A Salviac (Lot) en octobre 1941, une jeune veuve, Berthe Fournier*, loua deux pièce de sa maison à des réfugiés juifs de Paris, Joseph et Pauline Sirota et leur fille, Élisabeth, âgée de 3 ans.
A Salviac également, dans le hameau de Pech Curet, s'était établi un an plus tôt un jeune couple parisien, le plombier Pierre Leglaive* et son épouse Raymonde*.
Stimulés par le slogan du "retour à la terre" du Maréchal Pétain, ils avaient entrepris la remise à flot d'une exploitation agricole abandonnée.
Les exilés de Paris eurent vite fait de se lier d'amitié.
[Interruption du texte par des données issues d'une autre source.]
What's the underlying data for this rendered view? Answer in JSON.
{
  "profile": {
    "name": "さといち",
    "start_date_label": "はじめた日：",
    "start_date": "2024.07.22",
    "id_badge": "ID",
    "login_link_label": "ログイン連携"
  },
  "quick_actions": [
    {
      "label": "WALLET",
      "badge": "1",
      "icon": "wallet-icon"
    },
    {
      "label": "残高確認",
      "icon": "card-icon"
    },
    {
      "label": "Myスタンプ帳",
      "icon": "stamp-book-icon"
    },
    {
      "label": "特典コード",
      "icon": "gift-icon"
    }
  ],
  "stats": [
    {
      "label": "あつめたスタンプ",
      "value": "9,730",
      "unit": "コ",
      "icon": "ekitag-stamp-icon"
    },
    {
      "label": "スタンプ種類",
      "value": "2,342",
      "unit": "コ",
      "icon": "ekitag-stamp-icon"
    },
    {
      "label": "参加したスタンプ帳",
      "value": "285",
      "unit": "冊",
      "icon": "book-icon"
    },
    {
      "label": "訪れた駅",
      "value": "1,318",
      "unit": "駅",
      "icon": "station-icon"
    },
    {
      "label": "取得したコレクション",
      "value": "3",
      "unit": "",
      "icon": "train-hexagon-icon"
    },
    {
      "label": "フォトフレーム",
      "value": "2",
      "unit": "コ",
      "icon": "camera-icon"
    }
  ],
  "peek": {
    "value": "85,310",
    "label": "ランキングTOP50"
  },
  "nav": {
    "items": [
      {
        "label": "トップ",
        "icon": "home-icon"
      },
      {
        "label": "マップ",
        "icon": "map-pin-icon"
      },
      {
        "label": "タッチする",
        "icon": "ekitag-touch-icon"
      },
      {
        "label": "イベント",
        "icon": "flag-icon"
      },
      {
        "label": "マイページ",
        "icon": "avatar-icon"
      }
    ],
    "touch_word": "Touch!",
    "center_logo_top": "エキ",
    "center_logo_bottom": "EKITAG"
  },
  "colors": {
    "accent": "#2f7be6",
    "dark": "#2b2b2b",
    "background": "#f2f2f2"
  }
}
En août 1942, Berthe Fournier*, au cours d'un voyage à Paris, rendit visite à la mère de Pauline Sirota, sa locataire. Littéralement choquée par l'état de détresse, de malnutrition et d'insécurité de cette famille juive, elle décida d'emmener à Salviac Gisèle Cahen, 14 ans, la demi-soeur de Pauline Sirota.
En mars 1944, presque tous les Juifs de Salviac furent raflés au cours d'une opération de police allemande.
Joseph Sirota travaillait chez Alsthom, sur le chantier d'électrification de la ligne SNCF et, ce jour-là, il fut épargné, ainsi que sa famille, tandis que leurs proches étaient victimes de cette vague d'arrestation suivie de la déportation.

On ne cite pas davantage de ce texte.